The Japanese SoftBank has set up a financing plan that would give it control over WeWork, the giant of the shared offices, thus keeping a company that urgently needs to find fresh money, says the Wall Street Journal Sunday.
According to the business daily, this should allow to limit a little more the influence of Adam Neumann, who founded the company with his wife but whose escapades and practices have earned him to be dismissed in late September of his duties as Chief Executive Officer of WeWork's parent company, We Company, which also had to give up what was to be one of the most popular IPOs of the year.
One of the solutions could be the additional commitment of SoftBank to the tune of billions of dollars, which already owns a third of WeWork after having long injected money enthusiastically into the company.
JP Morgan Chase has been instructed by WeWork to find fresh money and several dozen potential investors have already been approached, a spokeswoman said.
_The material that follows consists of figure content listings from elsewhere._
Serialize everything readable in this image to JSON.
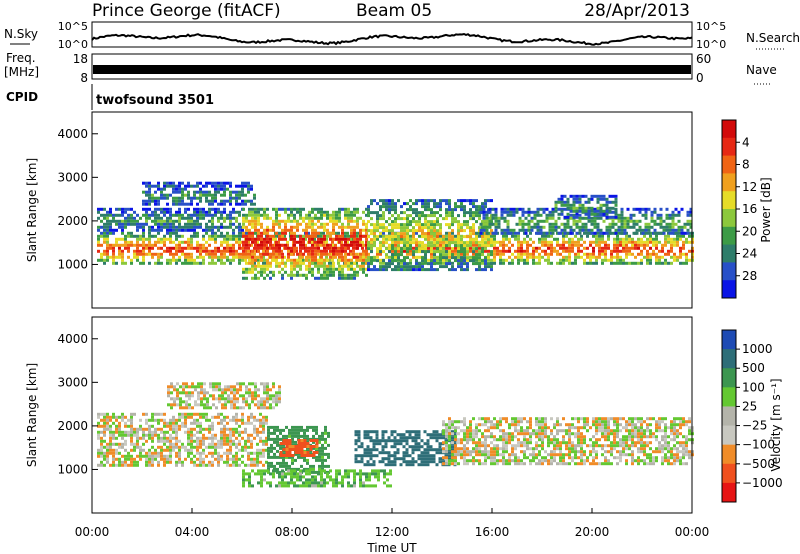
{
  "header": {
    "station": "Prince George (fitACF)",
    "beam": "Beam 05",
    "date": "28/Apr/2013"
  },
  "noise_panel": {
    "left_label": "N.Sky",
    "right_label": "N.Search",
    "tick_top": "10^5",
    "tick_bottom": "10^0",
    "right_tick_top": "10^5",
    "right_tick_bottom": "10^0"
  },
  "freq_panel": {
    "left_label_top": "Freq.",
    "left_label_bottom": "[MHz]",
    "tick_top": "18",
    "tick_bottom": "8",
    "right_label": "Nave",
    "right_tick_top": "60",
    "right_tick_bottom": "0"
  },
  "cpid_panel": {
    "label": "CPID",
    "value": "twofsound 3501"
  },
  "x_axis": {
    "label": "Time UT",
    "ticks": [
      "00:00",
      "04:00",
      "08:00",
      "12:00",
      "16:00",
      "20:00",
      "00:00"
    ]
  },
  "colors": {
    "power": [
      "#0a14e6",
      "#2850c8",
      "#2e7d6a",
      "#3c9b46",
      "#8cc83c",
      "#e6dc28",
      "#f0a01e",
      "#f06414",
      "#e62814",
      "#d20a0a"
    ],
    "velocity": [
      "#e61414",
      "#f0501e",
      "#f08c28",
      "#c8c8c0",
      "#b4b4aa",
      "#64c832",
      "#3c9650",
      "#2e6e78",
      "#1e4bb4"
    ]
  },
  "chart_data": [
    {
      "type": "heatmap",
      "name": "power",
      "ylabel": "Slant Range [km]",
      "yticks": [
        1000,
        2000,
        3000,
        4000
      ],
      "ylim": [
        0,
        4500
      ],
      "xlim_hours": [
        0,
        24
      ],
      "colorbar": {
        "label": "Power [dB]",
        "ticks": [
          "4",
          "8",
          "12",
          "16",
          "20",
          "24",
          "28"
        ],
        "range": [
          0,
          30
        ]
      },
      "bands": [
        {
          "t0": 0.2,
          "t1": 24,
          "r0": 1000,
          "r1": 1750,
          "level": 0.85
        },
        {
          "t0": 0.2,
          "t1": 6,
          "r0": 1800,
          "r1": 2300,
          "level": 0.35
        },
        {
          "t0": 2,
          "t1": 6.5,
          "r0": 2350,
          "r1": 2900,
          "level": 0.3
        },
        {
          "t0": 6,
          "t1": 11,
          "r0": 700,
          "r1": 2300,
          "level": 0.95
        },
        {
          "t0": 11,
          "t1": 16,
          "r0": 900,
          "r1": 2500,
          "level": 0.6
        },
        {
          "t0": 15.5,
          "t1": 24,
          "r0": 1700,
          "r1": 2300,
          "level": 0.4
        },
        {
          "t0": 18.5,
          "t1": 21,
          "r0": 2100,
          "r1": 2600,
          "level": 0.35
        }
      ]
    },
    {
      "type": "heatmap",
      "name": "velocity",
      "ylabel": "Slant Range [km]",
      "yticks": [
        1000,
        2000,
        3000,
        4000
      ],
      "ylim": [
        0,
        4500
      ],
      "xlim_hours": [
        0,
        24
      ],
      "colorbar": {
        "label": "Velocity [m s⁻¹]",
        "ticks": [
          "1000",
          "500",
          "100",
          "25",
          "−25",
          "−100",
          "−500",
          "−1000"
        ],
        "range": [
          -1000,
          1000
        ]
      },
      "bands": [
        {
          "t0": 0.2,
          "t1": 7,
          "r0": 1100,
          "r1": 2300,
          "level": 0.0
        },
        {
          "t0": 3,
          "t1": 7.5,
          "r0": 2400,
          "r1": 3000,
          "level": 0.0
        },
        {
          "t0": 7,
          "t1": 9.5,
          "r0": 900,
          "r1": 2000,
          "level": 150
        },
        {
          "t0": 7.5,
          "t1": 9,
          "r0": 1300,
          "r1": 1700,
          "level": -150
        },
        {
          "t0": 10.5,
          "t1": 14.5,
          "r0": 1100,
          "r1": 1900,
          "level": 400
        },
        {
          "t0": 6,
          "t1": 12,
          "r0": 600,
          "r1": 1000,
          "level": 80
        },
        {
          "t0": 14,
          "t1": 24,
          "r0": 1100,
          "r1": 2200,
          "level": 0.0
        }
      ]
    }
  ]
}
SoftBank's commitment could be in the form of bonds and increased participation, according to Wall Street Journal sources, who point out that "the situation is fluid" and that in the end it is not certain that an agreement is found.
Adam Neumann reinvented the concept of shared offices and gave WeWork a high-tech, hipster-like image that earned him tremendous success in just a few years.
But his management style, his controversial accounting methods and apparent conflicts of interest have spurred investors' enthusiasm and their icy welcome has pushed the company to postpone its IPO.